While art can rage it can also heal. In times like these natural scenery speaks in brushstrokes of trees, brooks and flowers or with hands that mold clay, as in acclaimed ceramists Alice Ballard’s “Lean on Me” meditation bowls and Sharon Campbell’s sawdust-fired generous vessel. Sculptor, Dave Appleman’s “Crested Defender” shapes meaning into stone. All these are to ease troubled minds.
The passionate landscape art created by such Hampton III artists as Luke Allsbrook, Stephen Chesley, Glen Miller, Tom Stanley, and Art Werger offer differing points of view with similar outcomes: tranquility in the midst of feeling powerless lifts the spirit.
Allsbrook’s inviting oil painting Bridge Between Flowers celebrates being “in a good place,” where he connects with nature and God.
Chesley’s Passing Rain, Twilight Tide acknowledges “the unimaginable gift of life and diversity on Earth.” His oil painting features a sea turtle heading for the waves.
Glen Miller’s acrylic work A Morning in May is a sympathetic nod to the viewers’ collective angst and an invitation to share kindred feelings about the world turned upside down. Yet, it is filled with the beauty of Nature in spring. To explore such feelings these days he works “more deliberately.”
While Boyd Saunders’ pastel drawing Paddock Parade #5 holds its narrative at arm’s length from “In Times Like These,” he does have a message for the viewer: “I make a bit of art everyday but it is a continuation of the body of work I was developing long before the crisis happened and hopefully will continue long after it is over.”
Tom Stanley’s acrylic of North American trees borrows its title from folk singer John Prine’s last album Tree of Forgiveness. Stanley, a fan of Prine, who died three months ago of Covid 19 complications, streamed the singer’s music while creating the work for this exhibit. Stanley notes that he searched for imagery that “might have some kind of relationship to people.” His trees stand at attention, each numbered “a” through “n” using a print set his father gave him years ago. Memories spring to life “in times like these.
Art Werger’s etching The Edge serves as a reminder that the Covid crisis has shaken our world. The artist notes How the Black Lives Matter movement has made us confront our history of racism and inequity. He says: “As an artist and educator I question everything and in doing so find no answers.” At the precipice of discontent Werger adds that to deal with his anxiety he goes to his studio and tries to make art.

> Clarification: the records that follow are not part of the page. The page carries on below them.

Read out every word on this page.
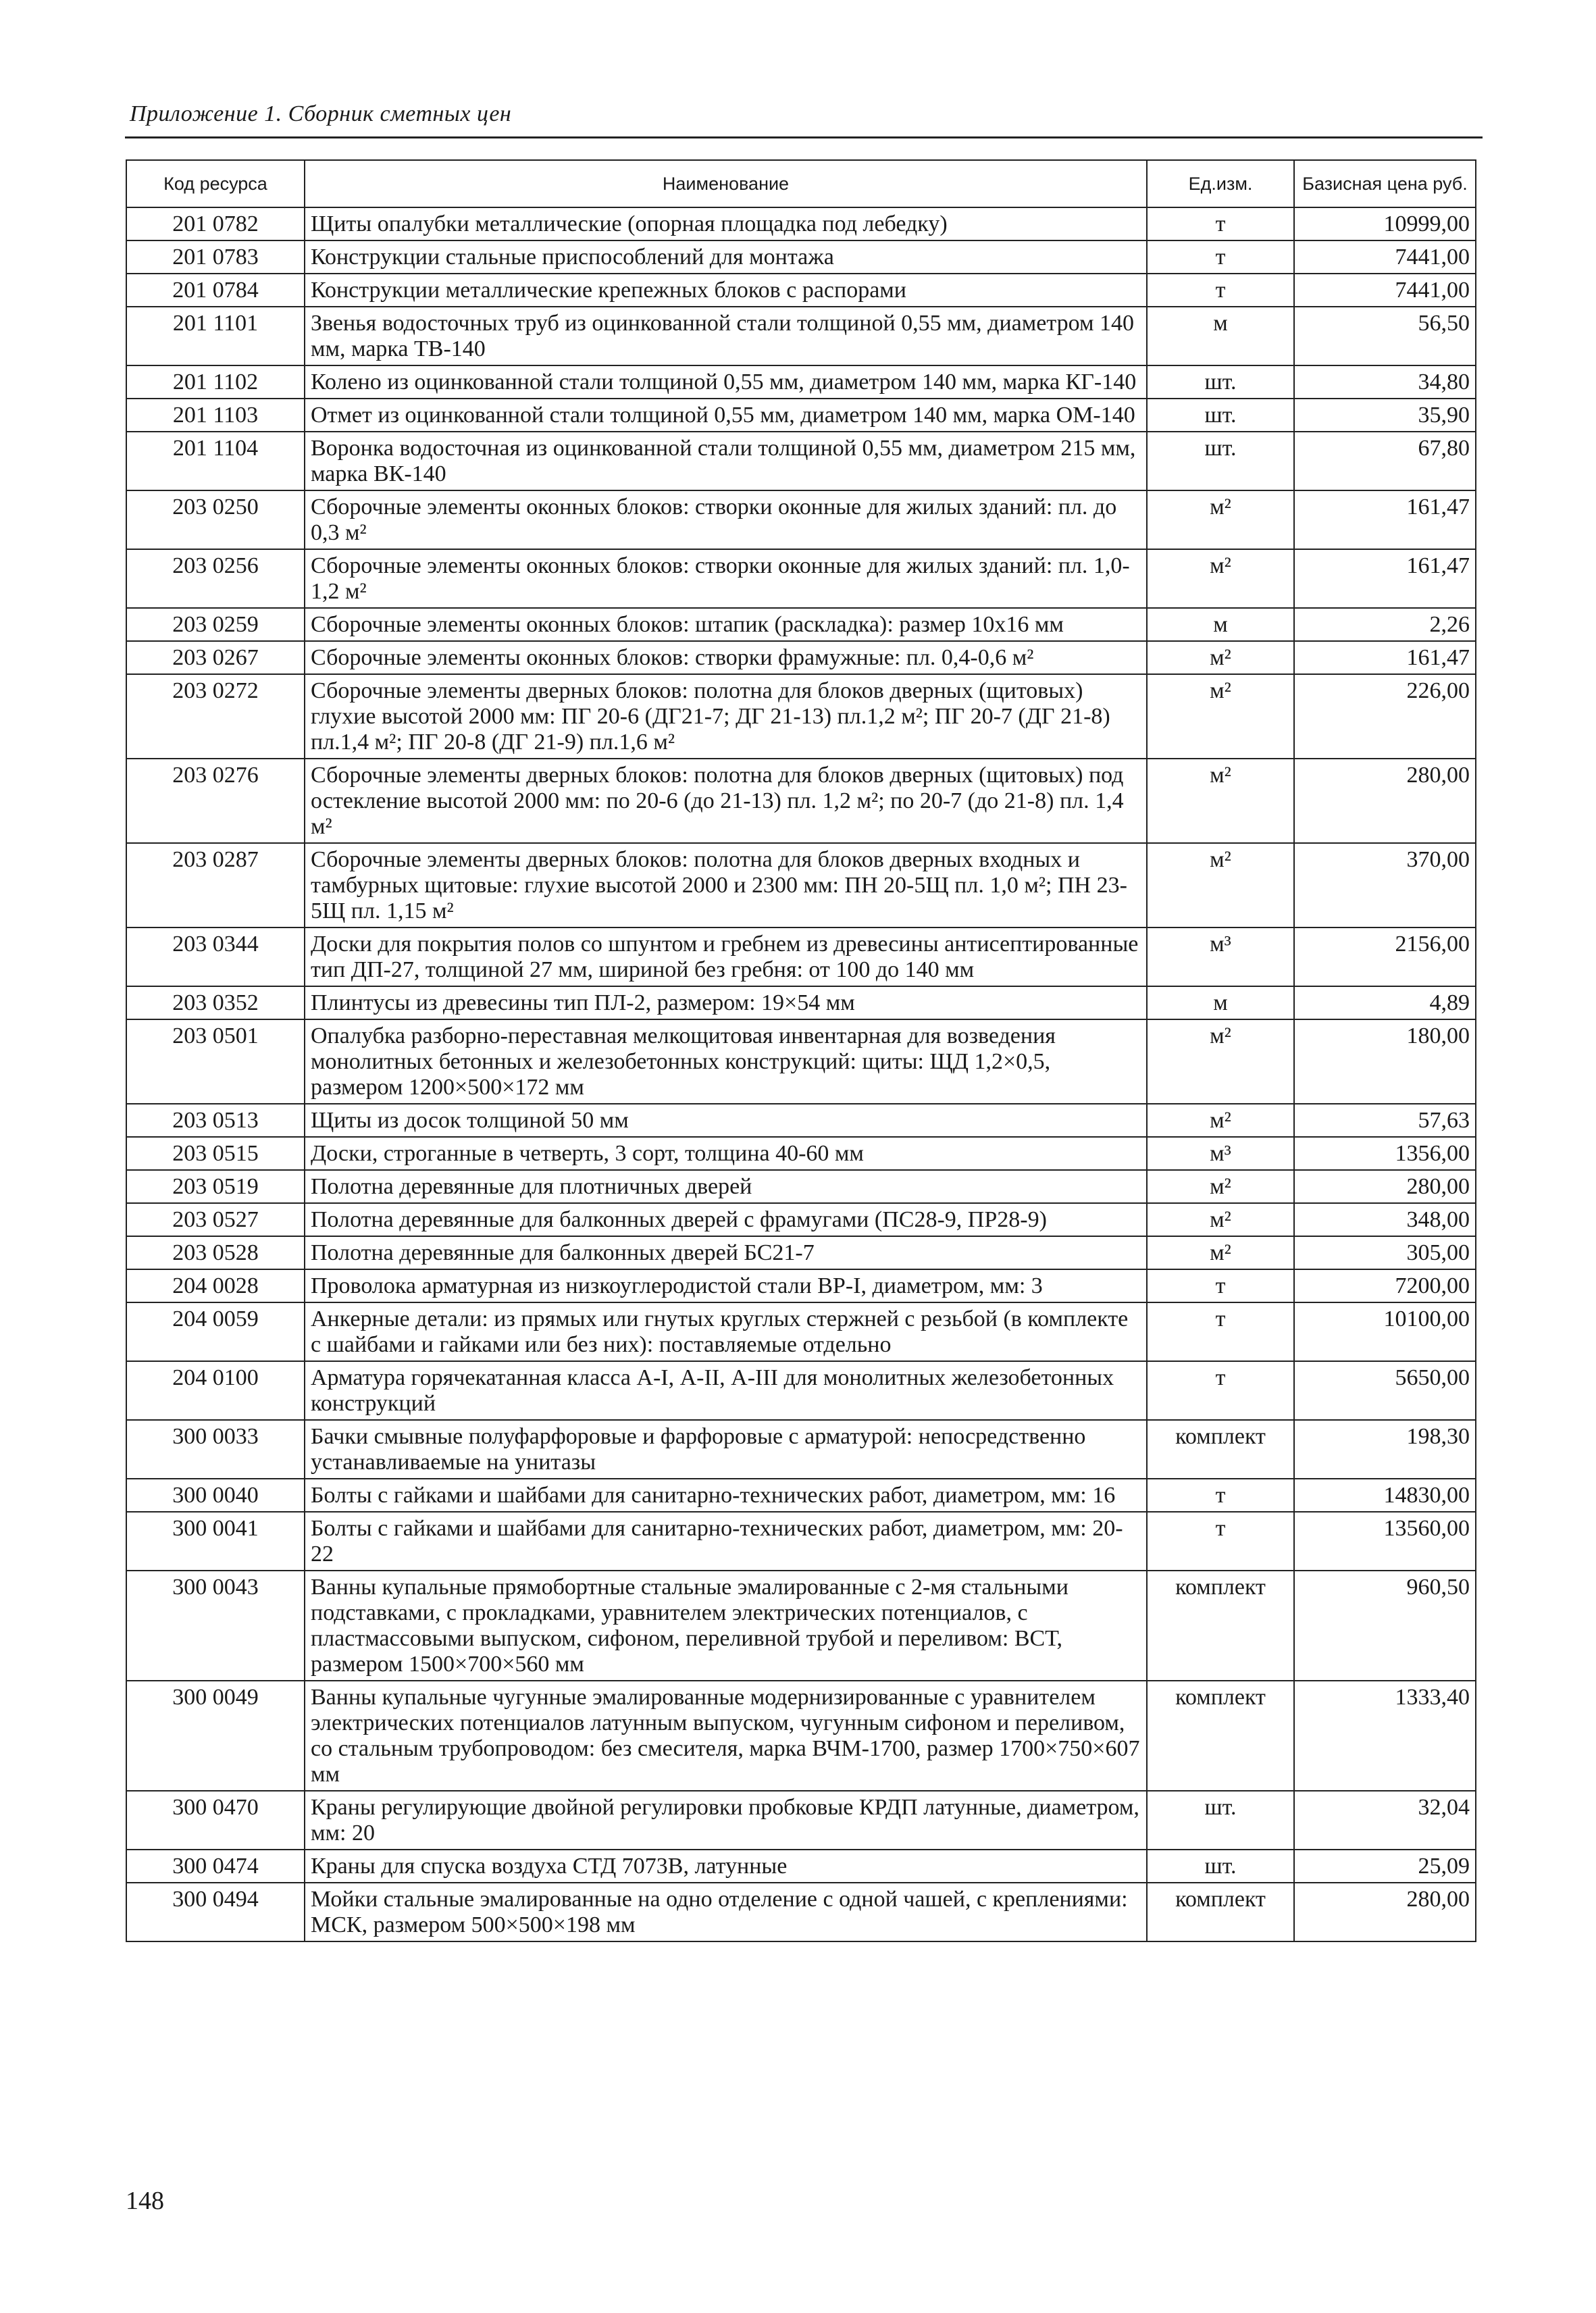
Приложение 1. Сборник сметных цен
Код ресурса	Наименование	Ед.изм.	Базисная цена руб.
201 0782	Щиты опалубки металлические (опорная площадка под лебедку)	т	10999,00
201 0783	Конструкции стальные приспособлений для монтажа	т	7441,00
201 0784	Конструкции металлические крепежных блоков с распорами	т	7441,00
201 1101	Звенья водосточных труб из оцинкованной стали толщиной 0,55 мм, диаметром 140 мм, марка ТВ-140	м	56,50
201 1102	Колено из оцинкованной стали толщиной 0,55 мм, диаметром 140 мм, марка КГ-140	шт.	34,80
201 1103	Отмет из оцинкованной стали толщиной 0,55 мм, диаметром 140 мм, марка ОМ-140	шт.	35,90
201 1104	Воронка водосточная из оцинкованной стали толщиной 0,55 мм, диаметром 215 мм, марка ВК-140	шт.	67,80
203 0250	Сборочные элементы оконных блоков: створки оконные для жилых зданий: пл. до 0,3 м²	м²	161,47
203 0256	Сборочные элементы оконных блоков: створки оконные для жилых зданий: пл. 1,0-1,2 м²	м²	161,47
203 0259	Сборочные элементы оконных блоков: штапик (раскладка): размер 10x16 мм	м	2,26
203 0267	Сборочные элементы оконных блоков: створки фрамужные: пл. 0,4-0,6 м²	м²	161,47
203 0272	Сборочные элементы дверных блоков: полотна для блоков дверных (щитовых) глухие высотой 2000 мм: ПГ 20-6 (ДГ21-7; ДГ 21-13) пл.1,2 м²; ПГ 20-7 (ДГ 21-8) пл.1,4 м²; ПГ 20-8 (ДГ 21-9) пл.1,6 м²	м²	226,00
203 0276	Сборочные элементы дверных блоков: полотна для блоков дверных (щитовых) под остекление высотой 2000 мм: по 20-6 (до 21-13) пл. 1,2 м²; по 20-7 (до 21-8) пл. 1,4 м²	м²	280,00
203 0287	Сборочные элементы дверных блоков: полотна для блоков дверных входных и тамбурных щитовые: глухие высотой 2000 и 2300 мм: ПН 20-5Щ пл. 1,0 м²; ПН 23-5Щ пл. 1,15 м²	м²	370,00
203 0344	Доски для покрытия полов со шпунтом и гребнем из древесины антисептированные тип ДП-27, толщиной 27 мм, шириной без гребня: от 100 до 140 мм	м³	2156,00
203 0352	Плинтусы из древесины тип ПЛ-2, размером: 19×54 мм	м	4,89
203 0501	Опалубка разборно-переставная мелкощитовая инвентарная для возведения монолитных бетонных и железобетонных конструкций: щиты: ЩД 1,2×0,5, размером 1200×500×172 мм	м²	180,00
203 0513	Щиты из досок толщиной 50 мм	м²	57,63
203 0515	Доски, строганные в четверть, 3 сорт, толщина 40-60 мм	м³	1356,00
203 0519	Полотна деревянные для плотничных дверей	м²	280,00
203 0527	Полотна деревянные для балконных дверей с фрамугами (ПС28-9, ПР28-9)	м²	348,00
203 0528	Полотна деревянные для балконных дверей БС21-7	м²	305,00
204 0028	Проволока арматурная из низкоуглеродистой стали ВР-I, диаметром, мм: 3	т	7200,00
204 0059	Анкерные детали: из прямых или гнутых круглых стержней с резьбой (в комплекте с шайбами и гайками или без них): поставляемые отдельно	т	10100,00
204 0100	Арматура горячекатанная класса А-I, А-II, А-III для монолитных железобетонных конструкций	т	5650,00
300 0033	Бачки смывные полуфарфоровые и фарфоровые с арматурой: непосредственно устанавливаемые на унитазы	комплект	198,30
300 0040	Болты с гайками и шайбами для санитарно-технических работ, диаметром, мм: 16	т	14830,00
300 0041	Болты с гайками и шайбами для санитарно-технических работ, диаметром, мм: 20-22	т	13560,00
300 0043	Ванны купальные прямобортные стальные эмалированные с 2-мя стальными подставками, с прокладками, уравнителем электрических потенциалов, с пластмассовыми выпуском, сифоном, переливной трубой и переливом: ВСТ, размером 1500×700×560 мм	комплект	960,50
300 0049	Ванны купальные чугунные эмалированные модернизированные с уравнителем электрических потенциалов латунным выпуском, чугунным сифоном и переливом, со стальным трубопроводом: без смесителя, марка ВЧМ-1700, размер 1700×750×607 мм	комплект	1333,40
300 0470	Краны регулирующие двойной регулировки пробковые КРДП латунные, диаметром, мм: 20	шт.	32,04
300 0474	Краны для спуска воздуха СТД 7073В, латунные	шт.	25,09
300 0494	Мойки стальные эмалированные на одно отделение с одной чашей, с креплениями: МСК, размером 500×500×198 мм	комплект	280,00
148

Wielding his righteous bandsaw, progressive sculptor John Acorn reminds us that during the time of pandemic-induced shelter-in-place reports of domestic violence rose precipitously. With his “Night At Home” a relief work – conveyed with pistols and bullets – the artist aims to alert the viewer to the horror of being trapped by one’s abuser. His blood-red wood palette is A-framed in black space flanked on both sides with bright yellow stripes used to mark a danger zone.
Lovers of abstraction will find in this virtual, and at-the gallery exhibit an abundance of imagination to challenge each viewer. Julyan Davis’ surreal oil Dogwood Tree; Philip Morsberger’s pastel Home on the Range; Enid Williams’ and Paul Yanko’s untitled acrylic works – are all ready to be the focus of inquiry.

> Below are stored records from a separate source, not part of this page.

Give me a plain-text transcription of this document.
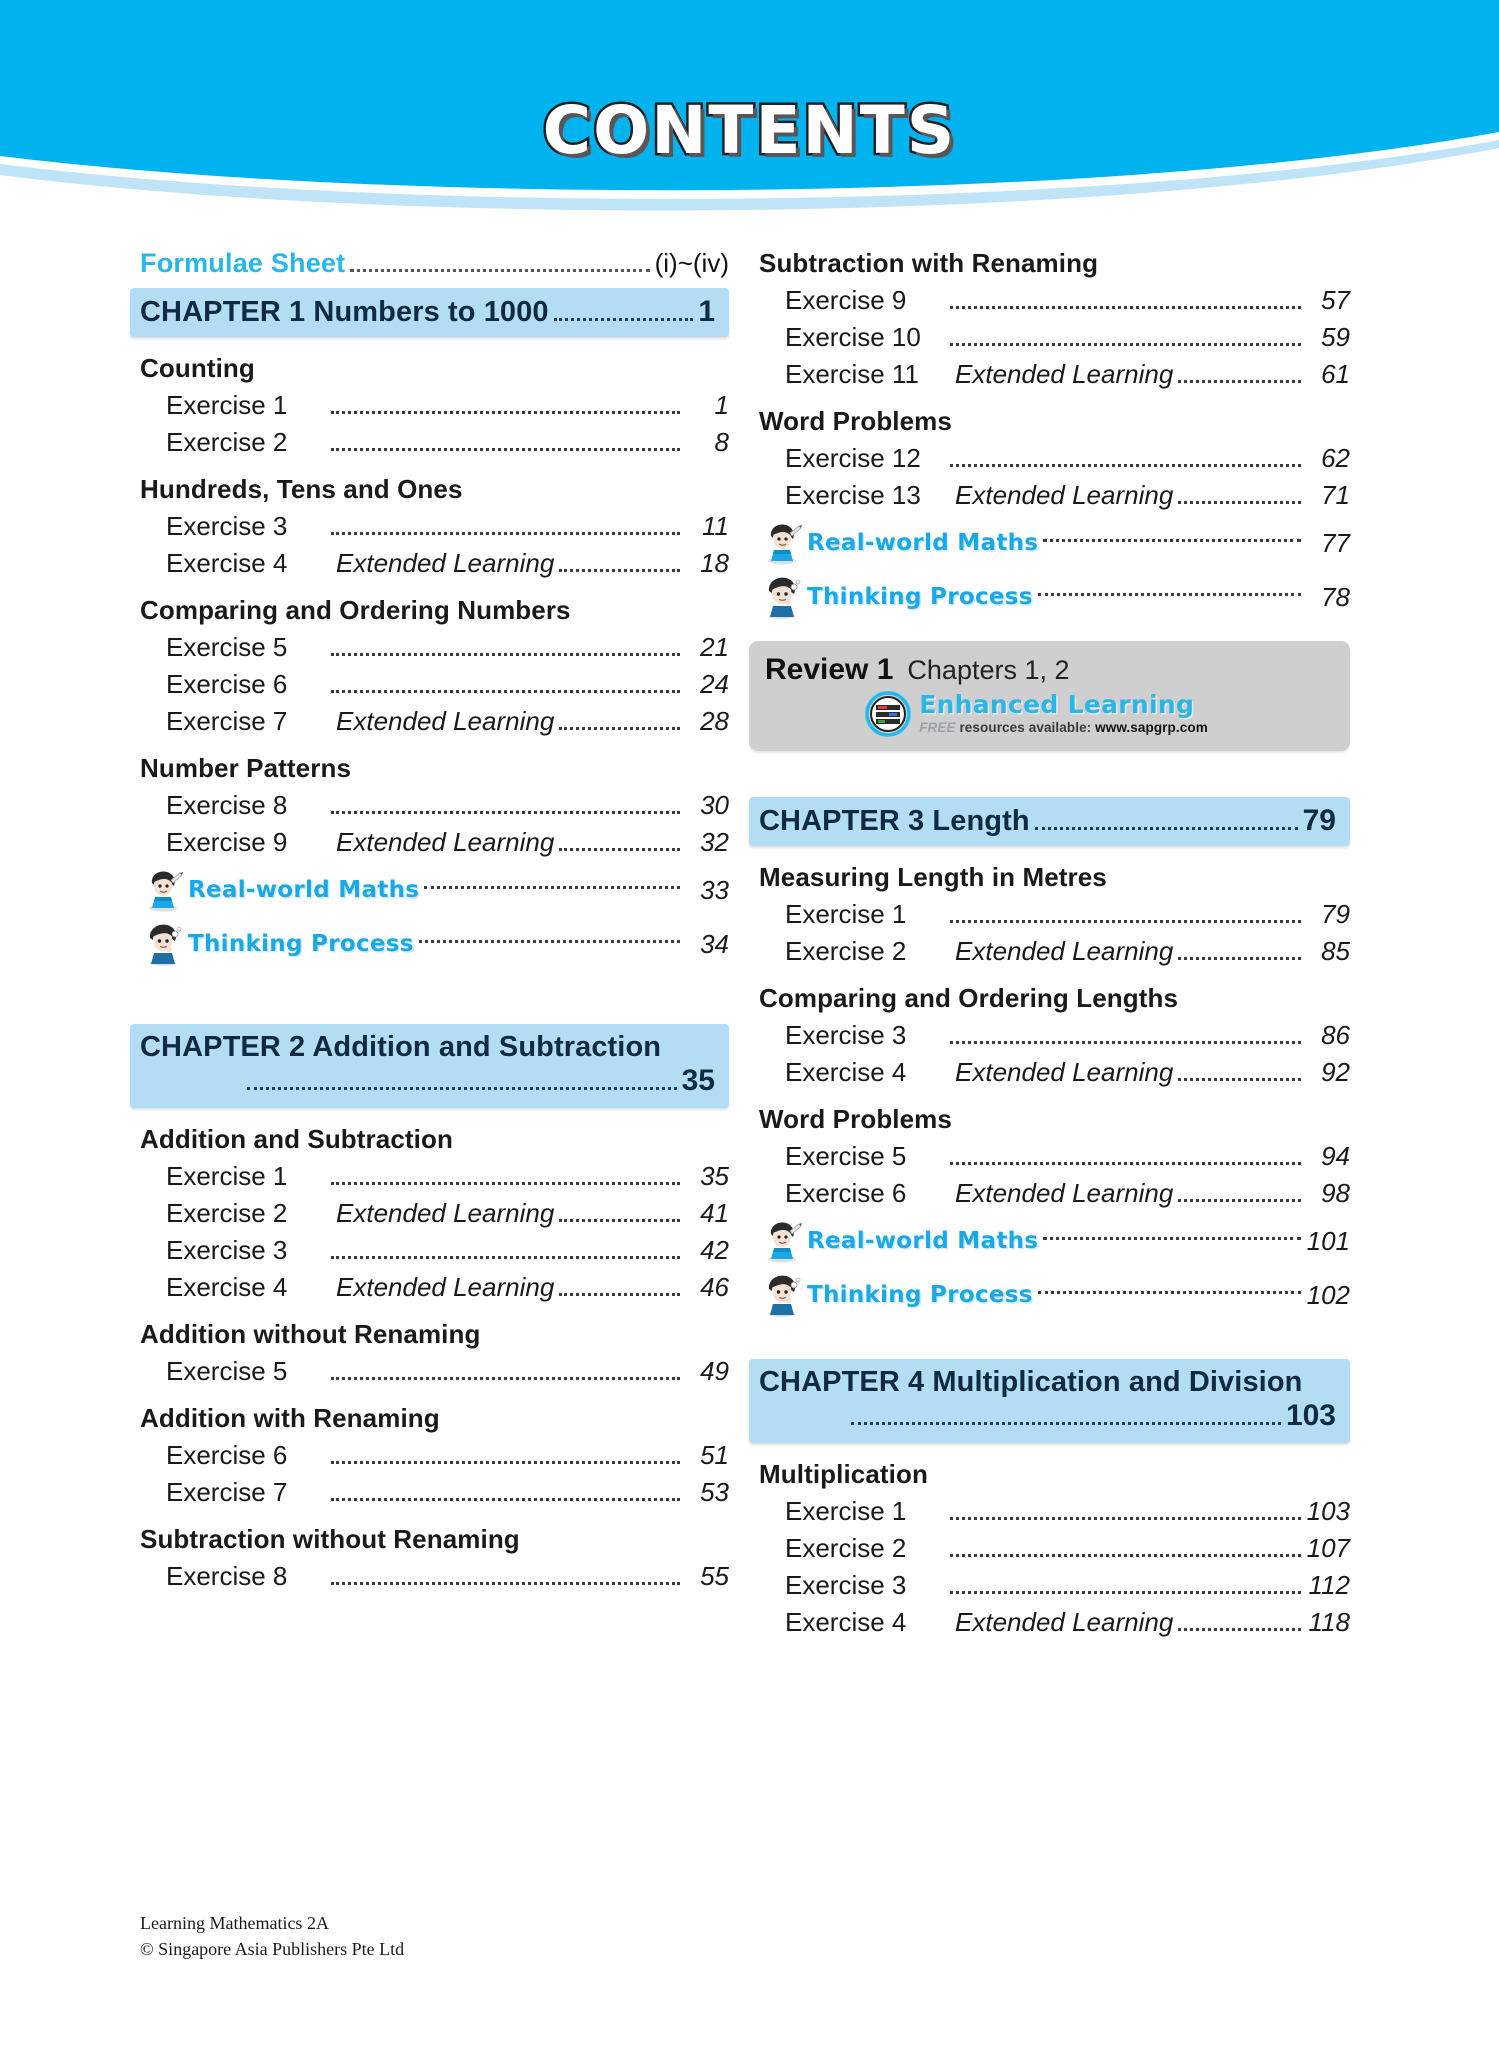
CONTENTS
Formulae Sheet	(i)~(iv)
CHAPTER 1 Numbers to 1000	1
Counting
Exercise 1	1
Exercise 2	8
Hundreds, Tens and Ones
Exercise 3	11
Exercise 4	Extended Learning	18
Comparing and Ordering Numbers
Exercise 5	21
Exercise 6	24
Exercise 7	Extended Learning	28
Number Patterns
Exercise 8	30
Exercise 9	Extended Learning	32
Real-world Maths	33
Thinking Process	34
CHAPTER 2 Addition and Subtraction
35
Addition and Subtraction
Exercise 1	35
Exercise 2	Extended Learning	41
Exercise 3	42
Exercise 4	Extended Learning	46
Addition without Renaming
Exercise 5	49
Addition with Renaming
Exercise 6	51
Exercise 7	53
Subtraction without Renaming
Exercise 8	55
Subtraction with Renaming
Exercise 9	57
Exercise 10	59
Exercise 11	Extended Learning	61
Word Problems
Exercise 12	62
Exercise 13	Extended Learning	71
Real-world Maths	77
Thinking Process	78
Review 1 Chapters 1, 2
Enhanced Learning
FREE resources available: www.sapgrp.com
CHAPTER 3 Length	79
Measuring Length in Metres
Exercise 1	79
Exercise 2	Extended Learning	85
Comparing and Ordering Lengths
Exercise 3	86
Exercise 4	Extended Learning	92
Word Problems
Exercise 5	94
Exercise 6	Extended Learning	98
Real-world Maths	101
Thinking Process	102
CHAPTER 4 Multiplication and Division
103
Multiplication
Exercise 1	103
Exercise 2	107
Exercise 3	112
Exercise 4	Extended Learning	118
Learning Mathematics 2A
© Singapore Asia Publishers Pte Ltd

In his introspective work Truth Deeper than Knowledge, Paul Matheny makes eye contact to draw in the viewer. While he may not be intentionally creating work about present day isolation and unraveling, he shares that this perspective may be coming out indirectly in his work.
Albert Camus, author of The Plague said: “A work of art is a confession.”
These and other unflinching works of confession aim to connect the viewer and the object in the art of the moment.